Bencana ini juga membawa Jayadi untuk berpartisipasi lebih banyak dalam kegiatan sosial. Dia bergabung dengan organisasi baja tradisional, yang mengumpulkan keluarga untuk berpartisipasi dalam berbagai kegiatan masyarakat.

“Sekaa mengajari saya bagaimana memiliki rasa simpati, bekerja dengan orang lain dan mengurangi bulan untuk kepentingan bersama,” jelasnya.

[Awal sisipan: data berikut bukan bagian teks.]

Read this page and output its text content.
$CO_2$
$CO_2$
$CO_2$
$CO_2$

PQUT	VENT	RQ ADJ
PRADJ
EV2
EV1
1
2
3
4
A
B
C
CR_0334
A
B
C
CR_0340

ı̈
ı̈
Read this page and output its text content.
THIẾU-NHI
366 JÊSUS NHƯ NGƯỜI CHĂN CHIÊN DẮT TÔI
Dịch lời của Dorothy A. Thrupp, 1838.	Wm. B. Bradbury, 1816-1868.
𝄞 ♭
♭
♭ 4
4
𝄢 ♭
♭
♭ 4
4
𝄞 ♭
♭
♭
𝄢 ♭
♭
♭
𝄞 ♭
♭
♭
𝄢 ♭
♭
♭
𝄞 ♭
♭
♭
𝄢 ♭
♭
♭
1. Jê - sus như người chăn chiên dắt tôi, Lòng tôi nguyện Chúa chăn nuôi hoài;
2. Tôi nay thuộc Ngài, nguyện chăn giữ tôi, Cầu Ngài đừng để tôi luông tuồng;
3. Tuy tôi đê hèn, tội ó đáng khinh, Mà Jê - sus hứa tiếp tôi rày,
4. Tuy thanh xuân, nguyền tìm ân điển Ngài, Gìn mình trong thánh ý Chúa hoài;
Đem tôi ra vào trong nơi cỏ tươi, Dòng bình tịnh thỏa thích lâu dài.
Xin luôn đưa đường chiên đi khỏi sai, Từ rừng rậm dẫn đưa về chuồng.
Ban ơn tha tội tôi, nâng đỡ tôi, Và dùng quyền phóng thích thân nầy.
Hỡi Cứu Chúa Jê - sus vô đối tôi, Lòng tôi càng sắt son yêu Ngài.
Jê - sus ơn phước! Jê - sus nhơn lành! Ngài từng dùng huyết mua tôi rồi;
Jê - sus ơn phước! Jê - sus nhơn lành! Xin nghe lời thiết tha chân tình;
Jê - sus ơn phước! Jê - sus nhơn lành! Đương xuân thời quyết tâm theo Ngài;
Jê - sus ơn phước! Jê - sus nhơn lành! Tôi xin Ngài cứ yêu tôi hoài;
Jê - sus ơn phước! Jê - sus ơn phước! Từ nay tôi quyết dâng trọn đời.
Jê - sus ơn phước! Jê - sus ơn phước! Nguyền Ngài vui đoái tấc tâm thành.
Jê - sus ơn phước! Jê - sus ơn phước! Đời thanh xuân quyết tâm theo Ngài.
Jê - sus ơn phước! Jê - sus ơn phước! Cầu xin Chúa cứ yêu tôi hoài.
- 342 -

Selain itu, Jayadi telah belajar banyak budaya paus, yang merupakan nilai -nilai kasar dan keluarga. Dia mengajar anak -anaknya untuk mengetahui seni, terutama tarian yang telah menjadi minatnya sejak balita. Meskipun ia mampu mencapai impian menjadi penari di masa kecil karena biaya yang terbatas, Jayadi sekarang mendorong anak -anaknya untuk menonton dunia seni, termasuk anak ketiga mereka, yang sekarang aktif belajar menari.

 

Sampai saat ini, Jayadi masih berusaha membuat hidupnya lebih penting dan lebih suka keluarga yang menjadi perhatian orang lain.

“Bencana yang dihancurkan bukanlah akhir dari segalanya, tetapi pelajaran yang berharga tentang pentingnya perawatan, kerja sama, dan rasa terima kasih,” kata Jayadi, yang sekarang menjadi karakter yang menginspirasi untuk diselamatkan dari bencana dan komunitas sekitarnya.

“Kisah Jayadi mengingatkan kita bahwa ada kisah keberanian dan harapan bagi setiap bencana. Kisah Jayadi adalah salah satu contoh nyata bagaimana seseorang dapat bangkit dari trauma dan kesulitan dan mengubahnya menjadi kekuatan untuk membantu orang lain,” kata Wisnu.

“Seperti namanya, yang berarti” harapan “, Jayadi mengajarkan kita bahwa hidup dapat menjadi sumber ketekunan dan keberanian yang menginspirasi banyak orang, bahkan jika itu semua tantangan,” tambahnya.